NGO abuse claim probed


Photo by: Sovan Philong
Khim Khon, 50, from Preah Vihear province, says her 13-year-old daughter was raped by a security guard working for an NGO.

via Khmer NZ

Friday, 13 August 2010 15:02 Vong Sokheng

A LOCAL rights group yesterday announced it had launched an investigation into complaints by villagers in Preah Vihear province, who have accused a local NGO of ongoing human rights violations, including land-grabbing, rape, violence and intimidation.

Speaking at a press conference yesterday, Chan Soveth, a senior monitor for Adhoc, said officials last month began investigating an NGO identified as the Drugs and AIDS Research and Prevention Organisation, after receiving complaints from eight people claiming to represent 57 families from two villages in Choam Khsan district.

Chan Soveth said Adhoc officials had so far been unable to verify claims that DARPO officials had raped and beaten villagers.
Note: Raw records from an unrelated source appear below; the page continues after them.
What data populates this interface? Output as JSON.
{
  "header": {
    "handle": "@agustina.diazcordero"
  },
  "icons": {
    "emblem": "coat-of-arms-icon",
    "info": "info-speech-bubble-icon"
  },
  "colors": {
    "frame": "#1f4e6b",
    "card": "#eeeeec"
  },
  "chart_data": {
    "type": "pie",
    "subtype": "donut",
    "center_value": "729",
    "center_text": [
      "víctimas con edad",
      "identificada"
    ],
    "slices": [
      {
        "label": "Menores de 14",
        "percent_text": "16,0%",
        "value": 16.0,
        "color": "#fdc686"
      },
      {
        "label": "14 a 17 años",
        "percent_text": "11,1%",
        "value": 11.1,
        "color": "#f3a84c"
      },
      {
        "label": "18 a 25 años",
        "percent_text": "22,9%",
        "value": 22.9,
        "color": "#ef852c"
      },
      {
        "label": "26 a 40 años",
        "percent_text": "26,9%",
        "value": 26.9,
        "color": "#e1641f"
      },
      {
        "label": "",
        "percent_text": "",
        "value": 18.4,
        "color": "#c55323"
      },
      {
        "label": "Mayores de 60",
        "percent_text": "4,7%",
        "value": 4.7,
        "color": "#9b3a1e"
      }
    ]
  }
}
“However we found this NGO was illegal, in that it used social land concessions the wrong way, and used incorrect procedures, such as extorting money from people while distributing plots of land to villagers,” he said.

He said the land was supposed to have been distributed to villagers free of charge.

Por Mok, a 74-year-old village representative, said yesterday that in 2007, DARPO officials confiscated more than 100 hectares of land that residents of Sa Em and Kantout villages had been farming since 2005.

“When this NGO came in 2007, it claimed that it had received more than 500 hectares of land concessions from the government and then grabbed all the land from my family,” he said.

Khim Khon, a 50-year-old village representative, said that last year she had been threatened and beaten by a group of unidentified men after complaining that her daughter, then 13 years old, was raped by a security guard working for the DARPO.

“My daughter was raped, and when I filed a complaint to the NGO, they put me in handcuffs and held me overnight at the NGO’s security house,” she said.

“Both I and my daughter were beaten with an electrical wire and ordered to drop the case.”

Pen Loem, president of DARPO, yesterday denied all allegations against the NGO. He said the government had granted DARPO a 556 hectare social land concession in 2007 that was to be used to help “vulnerable poor people”.

“I distributed plots of land to about 2,000 families, and I devoted my personal property of over US$500,000 to build a school, a health centre and wells for them,” he said.

Chan Soveth said Adhoc would continue investigations into the complaints.